Maybe this gets to the heart of Self's bafflement. Last Saturday, Kansas played at Missouri and played sloppy. They trailed early. Self was enraged. His face was three shades of red. He called timeout and lit into his players who have grown used to these sessions. The Jayhawks promptly scored the last 16 points of the first half. Missouri came back and cut the Kansas lead to four. The Jayhawks then went on a 17--2 run.
"We need to understand that when it comes to the tournament, you have to play every possession," Self says. "Sometimes we'll just putter around for a while and then go on a big run and put the game away and [then] putter around some more. You can't do that in the tournament. Sometimes that big run doesn't happen."

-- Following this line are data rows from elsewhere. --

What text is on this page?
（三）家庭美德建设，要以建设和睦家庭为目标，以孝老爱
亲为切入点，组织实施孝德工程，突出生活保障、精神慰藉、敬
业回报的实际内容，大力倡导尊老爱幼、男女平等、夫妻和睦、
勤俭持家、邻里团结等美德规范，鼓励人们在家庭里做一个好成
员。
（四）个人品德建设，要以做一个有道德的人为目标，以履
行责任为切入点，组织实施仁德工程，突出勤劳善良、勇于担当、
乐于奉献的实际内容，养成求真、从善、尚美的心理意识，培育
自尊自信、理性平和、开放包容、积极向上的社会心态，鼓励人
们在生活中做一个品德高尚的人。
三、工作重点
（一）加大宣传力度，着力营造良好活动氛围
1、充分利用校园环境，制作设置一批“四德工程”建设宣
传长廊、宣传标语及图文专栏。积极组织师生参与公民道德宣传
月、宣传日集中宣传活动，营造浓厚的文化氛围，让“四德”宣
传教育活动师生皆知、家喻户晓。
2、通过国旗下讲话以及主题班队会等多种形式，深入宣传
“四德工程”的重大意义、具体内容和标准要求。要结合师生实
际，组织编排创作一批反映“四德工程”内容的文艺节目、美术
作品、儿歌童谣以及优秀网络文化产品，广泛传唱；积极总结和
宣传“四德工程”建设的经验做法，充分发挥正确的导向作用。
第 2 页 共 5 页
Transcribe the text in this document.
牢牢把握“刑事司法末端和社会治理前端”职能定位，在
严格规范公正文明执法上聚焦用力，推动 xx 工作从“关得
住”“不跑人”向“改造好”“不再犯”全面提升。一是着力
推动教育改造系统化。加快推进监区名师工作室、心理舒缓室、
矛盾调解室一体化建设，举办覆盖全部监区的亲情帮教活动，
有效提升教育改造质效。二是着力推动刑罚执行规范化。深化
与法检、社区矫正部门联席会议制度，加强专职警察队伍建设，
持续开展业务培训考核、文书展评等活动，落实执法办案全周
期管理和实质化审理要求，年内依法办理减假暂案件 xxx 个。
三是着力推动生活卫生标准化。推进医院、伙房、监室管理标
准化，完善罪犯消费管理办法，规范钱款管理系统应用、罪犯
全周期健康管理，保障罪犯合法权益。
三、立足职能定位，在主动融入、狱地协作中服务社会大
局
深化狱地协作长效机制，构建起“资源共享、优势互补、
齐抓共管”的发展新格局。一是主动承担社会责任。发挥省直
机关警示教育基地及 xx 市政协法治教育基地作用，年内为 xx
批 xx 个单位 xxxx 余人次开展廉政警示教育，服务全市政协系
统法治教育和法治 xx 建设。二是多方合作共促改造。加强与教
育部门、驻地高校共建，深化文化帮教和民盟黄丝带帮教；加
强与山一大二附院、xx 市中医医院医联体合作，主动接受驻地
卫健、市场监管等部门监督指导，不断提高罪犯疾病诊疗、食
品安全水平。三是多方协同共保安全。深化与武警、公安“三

If it sounds as if Self doth protest too much, well, he doesn't hide from that. There isn't a team in America that has Kansas's combination of size, speed, shooting and experience. The Jayhawks lead the Big 12 in scoring and scoring defense, three-point field goal percentage and assist-to-turnover ratio. They can beat teams in a physical half-court game with their smothering defense. They can beat teams in a fast-paced, full-court frenzy with their depth and athleticism.
"But," Self says, and there's that word again. Maybe it's like this: After the Kansas State win—after those 13 remarkable minutes when Kansas played otherworldly basketball—this reporter asked Self what he thought about the game. He said, "I thought at times we played good. At times we really didn't."
And when asked how he could find fault with a team that had destroyed a motivated and terrific Kansas State team, he laughed a little.
"This team doesn't handle prosperity very well," Self said. "We have a chance to be a special team. But ... we have to do it. That's the thing. And I don't need to tell them how good they are. They already think they're awfully good."